23.06.2022 - 11:27 | Son Güncellenme:
DHA
Hazine ve Maliye Bakanı Nureddin Nebati, 2022 yılı Mayıs ayında ihracatın yıllık 242,6 milyar dolar ile Cumhuriyet tarihinin en yüksek seviyesine ulaştığını belirterek, azalan dış finansman ihtiyacı ile birlikte enflasyon üzerindeki kur baskılarının düşeceğini söyledi.
Bakan Nebati Twitter hesabından yaptığı açıklamada, "Ek Bütçeyle amacımız; işçilerimizin, emeklilerimizin, çalışanlarımızın ve ihtiyaç sahibi vatandaşlarımızın daha fazla yanında olabilmek ve ülkemizin büyüme ve istihdam potansiyeline katkı sağlayacak yatırımları daha hızlı tamamlayabilmektir." dedi.
YÜZDE 173 ARTIŞ
Hazine ve Maliye Bakanı Nebati, TBMM Plan ve Bütçe Komisyonunda 2022 yılı Merkezi Yönetim Ek Bütçe Kanunu Teklifi’ne ilişkin bir sunum yaptı. Nebati, Türkiye’nin 2021 yılını milli gelire oranla yüzde 2,7’lik bütçe açığı ile kapattıklarını belirterek, dünyada hızla yükselen enflasyon, tedarik zincirlerindeki bozulma, emtia fiyatlarındaki rekor seviyeler ve Rusya-Ukrayna savaşının tüm ülkelerde olduğu gibi ülkemizde de makroekonomik görünüm ve varsayımlarda çok büyük değişimlere yol açtığını kaydetti.
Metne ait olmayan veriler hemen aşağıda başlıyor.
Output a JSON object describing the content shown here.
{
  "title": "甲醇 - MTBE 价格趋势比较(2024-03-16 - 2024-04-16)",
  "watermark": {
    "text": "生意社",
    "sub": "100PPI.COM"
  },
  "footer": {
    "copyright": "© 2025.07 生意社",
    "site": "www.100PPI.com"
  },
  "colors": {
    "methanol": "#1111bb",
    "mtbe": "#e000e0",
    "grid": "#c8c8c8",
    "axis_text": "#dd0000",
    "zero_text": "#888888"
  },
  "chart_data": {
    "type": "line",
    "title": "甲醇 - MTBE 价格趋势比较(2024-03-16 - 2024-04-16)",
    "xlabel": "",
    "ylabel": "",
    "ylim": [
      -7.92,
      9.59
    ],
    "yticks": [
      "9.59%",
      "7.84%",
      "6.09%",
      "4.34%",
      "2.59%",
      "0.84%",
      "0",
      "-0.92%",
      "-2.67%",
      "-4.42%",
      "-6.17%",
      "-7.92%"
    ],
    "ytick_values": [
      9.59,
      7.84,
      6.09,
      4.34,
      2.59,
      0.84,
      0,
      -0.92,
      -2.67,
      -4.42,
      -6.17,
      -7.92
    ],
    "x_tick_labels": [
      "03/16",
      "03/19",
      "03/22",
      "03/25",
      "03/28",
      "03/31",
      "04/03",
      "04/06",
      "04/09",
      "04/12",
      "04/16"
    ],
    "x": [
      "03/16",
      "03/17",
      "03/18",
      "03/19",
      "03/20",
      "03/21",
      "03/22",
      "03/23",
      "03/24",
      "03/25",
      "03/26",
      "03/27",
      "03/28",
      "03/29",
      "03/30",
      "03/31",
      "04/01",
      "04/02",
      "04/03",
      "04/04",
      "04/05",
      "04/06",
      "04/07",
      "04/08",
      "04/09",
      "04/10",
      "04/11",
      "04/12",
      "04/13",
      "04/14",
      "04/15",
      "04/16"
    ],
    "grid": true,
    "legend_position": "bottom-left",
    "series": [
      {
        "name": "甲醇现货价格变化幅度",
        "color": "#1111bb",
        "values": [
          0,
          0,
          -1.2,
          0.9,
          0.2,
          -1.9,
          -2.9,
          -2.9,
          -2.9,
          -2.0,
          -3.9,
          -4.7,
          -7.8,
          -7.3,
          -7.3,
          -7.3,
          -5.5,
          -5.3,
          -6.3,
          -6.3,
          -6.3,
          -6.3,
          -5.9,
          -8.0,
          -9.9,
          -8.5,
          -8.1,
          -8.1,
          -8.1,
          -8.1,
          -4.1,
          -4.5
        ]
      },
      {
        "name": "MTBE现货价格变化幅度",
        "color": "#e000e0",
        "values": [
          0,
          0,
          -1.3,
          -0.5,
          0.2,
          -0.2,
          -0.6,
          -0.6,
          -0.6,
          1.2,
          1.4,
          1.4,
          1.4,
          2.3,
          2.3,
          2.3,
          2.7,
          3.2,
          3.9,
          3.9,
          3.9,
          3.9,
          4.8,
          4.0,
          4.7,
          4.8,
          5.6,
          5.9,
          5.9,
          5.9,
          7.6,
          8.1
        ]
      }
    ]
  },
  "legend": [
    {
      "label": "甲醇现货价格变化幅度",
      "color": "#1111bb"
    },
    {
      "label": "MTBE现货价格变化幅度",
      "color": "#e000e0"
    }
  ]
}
Bakan Nebati, “Öncesinde halihazırda yükseliş eğiliminde olan emtia fiyatları savaşla birlikte daha da ivme kazanmış, enflasyon bu süreçte artmaya devam ederek birçok ülkede son 35-40 yılın en yüksek seviyelerine ulaşmıştır. Tüm dünyada hem tüketici hem de üreticilerin yüksek enflasyon nedeniyle ekonomik zorluklar yaşadığını görmekteyiz. Dünyada salgınla birlikte artan tedarik sıkıntıları savaş nedeniyle sürmektedir. Rusya’ya uygulanan yaptırımlar özellikle enerji ve gıda fiyatlarının yüksek seyretmesine neden olmaktadır. Küresel düzeyde petrol fiyatları 2021 yılına göre yaklaşık yüzde 60 artarak 100-120 dolar seviyesinde işlem görmektedir. Avrupa’da 2021 yılında ortalama 47,5 avro olan megavat saat başına doğalgaz fiyatı yüzde 173 artarak 130 avroya yükselmiştir” ifadelerini kullandı.
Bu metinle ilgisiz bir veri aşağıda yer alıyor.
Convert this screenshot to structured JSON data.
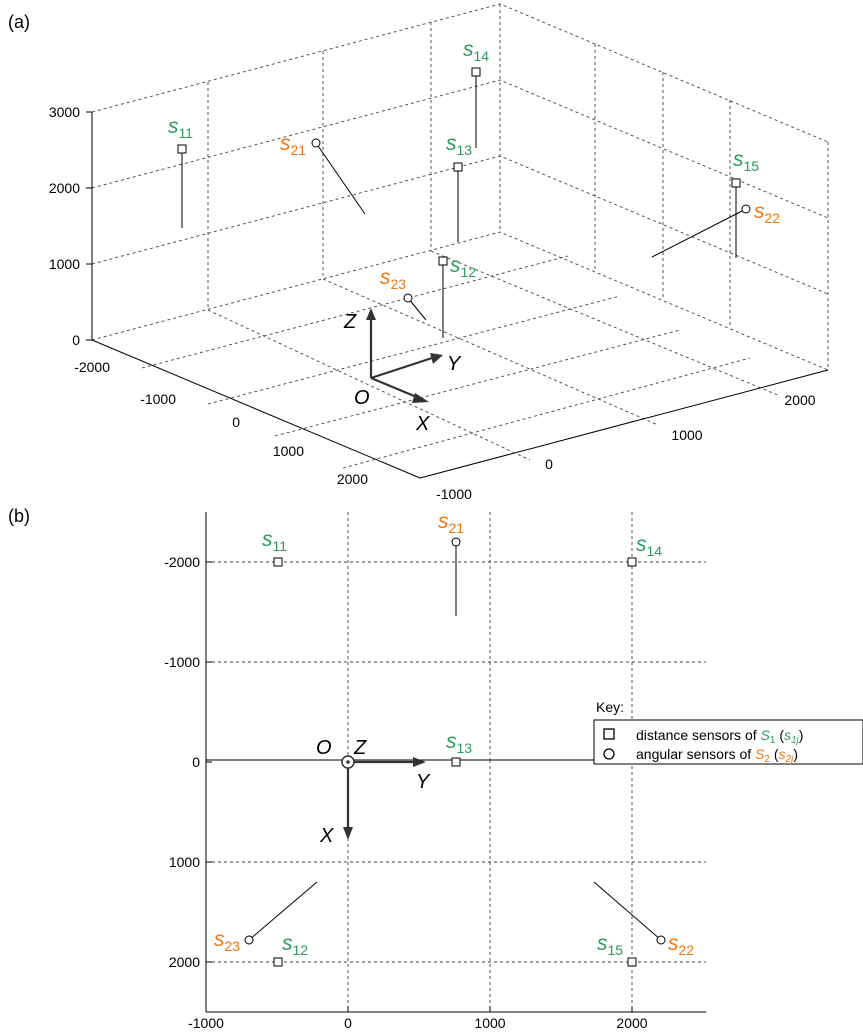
{
  "panel_a": {
    "tag": "(a)",
    "z_ticks": [
      "0",
      "1000",
      "2000",
      "3000"
    ],
    "x_ticks": [
      "-2000",
      "-1000",
      "0",
      "1000",
      "2000"
    ],
    "y_ticks": [
      "-1000",
      "0",
      "1000",
      "2000"
    ],
    "axes": {
      "origin": "O",
      "x": "X",
      "y": "Y",
      "z": "Z"
    }
  },
  "panel_b": {
    "tag": "(b)",
    "x_ticks": [
      "-1000",
      "0",
      "1000",
      "2000"
    ],
    "y_ticks": [
      "-2000",
      "-1000",
      "0",
      "1000",
      "2000"
    ],
    "axes": {
      "origin": "O",
      "x": "X",
      "y": "Y",
      "z": "Z"
    }
  },
  "sensors": {
    "s11": {
      "base": "s",
      "sub": "11"
    },
    "s12": {
      "base": "s",
      "sub": "12"
    },
    "s13": {
      "base": "s",
      "sub": "13"
    },
    "s14": {
      "base": "s",
      "sub": "14"
    },
    "s15": {
      "base": "s",
      "sub": "15"
    },
    "s21": {
      "base": "s",
      "sub": "21"
    },
    "s22": {
      "base": "s",
      "sub": "22"
    },
    "s23": {
      "base": "s",
      "sub": "23"
    }
  },
  "key": {
    "title": "Key:",
    "distance_prefix": "distance sensors of",
    "distance_set": "S",
    "distance_set_sub": "1",
    "distance_open": "(",
    "distance_elem": "s",
    "distance_elem_sub": "1j",
    "distance_close": ")",
    "angular_prefix": "angular sensors of",
    "angular_set": "S",
    "angular_set_sub": "2",
    "angular_open": "(",
    "angular_elem": "s",
    "angular_elem_sub": "2j",
    "angular_close": ")"
  },
  "colors": {
    "distance": "#2e9a5c",
    "angular": "#f07812"
  }
}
Türkiye Ekonomi Modeli'ni uygulamaya aldıklarını hatırlatan Nebati, “Bu modelde yatırım, yüksek katma değerli üretim ve ihracat artışını teşvik etmek suretiyle cari işlemlerde dengeyi sağlamayı, dış finansman ihtiyacını azaltmayı, dış tasarruflara bağımlılığı ortadan kaldırmayı ve güçlü istihdam artışının sürdürülebilir hale gelmesini hedefliyoruz. Azalan dış finansman ihtiyacı ile birlikte enflasyon üzerindeki kur baskılarının düşeceğini öngörüyoruz. Sanayi ve turizm gibi dış ticarete konu ve döviz kazandırıcı sektörlerin hızlanması model kapsamında attığımız adımların önemini ortaya koymaktadır. Ülkemizde üretim, ihracat ve yatırımlar, küresel ve bölgesel tüm olumsuz gelişmelere rağmen artışını güçlü bir şekilde sürdürürken, istihdam piyasasındaki olumlu görünüm de devam etmektedir” şeklinde konuştu.
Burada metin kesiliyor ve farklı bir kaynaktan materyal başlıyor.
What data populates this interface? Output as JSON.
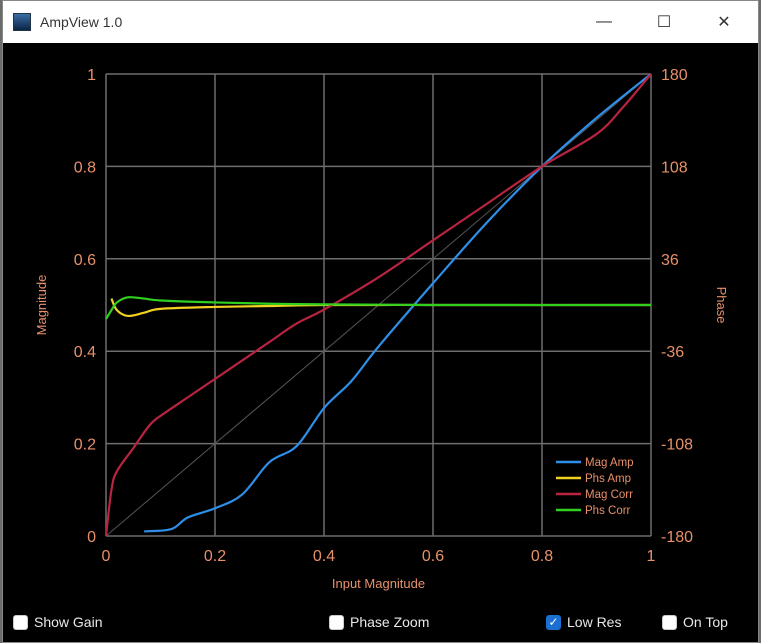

Türkiye’nin 2021 yılında yüzde 11 büyüme ile G20 içinde en hızlı büyüyen ülke olduğunu ve değişen şartlara ne kadar büyük bir hızla uyum sağlayabildiğini bir kez daha ispat ettiğini ifade eden Bakan Nebati, “2022 yılının ilk çeyreğinde ise Rusya-Ukrayna savaşının neden olduğu belirsizlik ortamına ve etkileri devam eden salgına rağmen ekonomimizin yüzde 7,3 büyüme kaydetmesi oldukça değerlidir. Bu büyümeye iç talebin katkısı 3,9 puan olurken, kırdığımız ihracat rekorlarının bir yansıması olarak dış talebin katkısı 3,5 puan olmuştur” diye konuştu.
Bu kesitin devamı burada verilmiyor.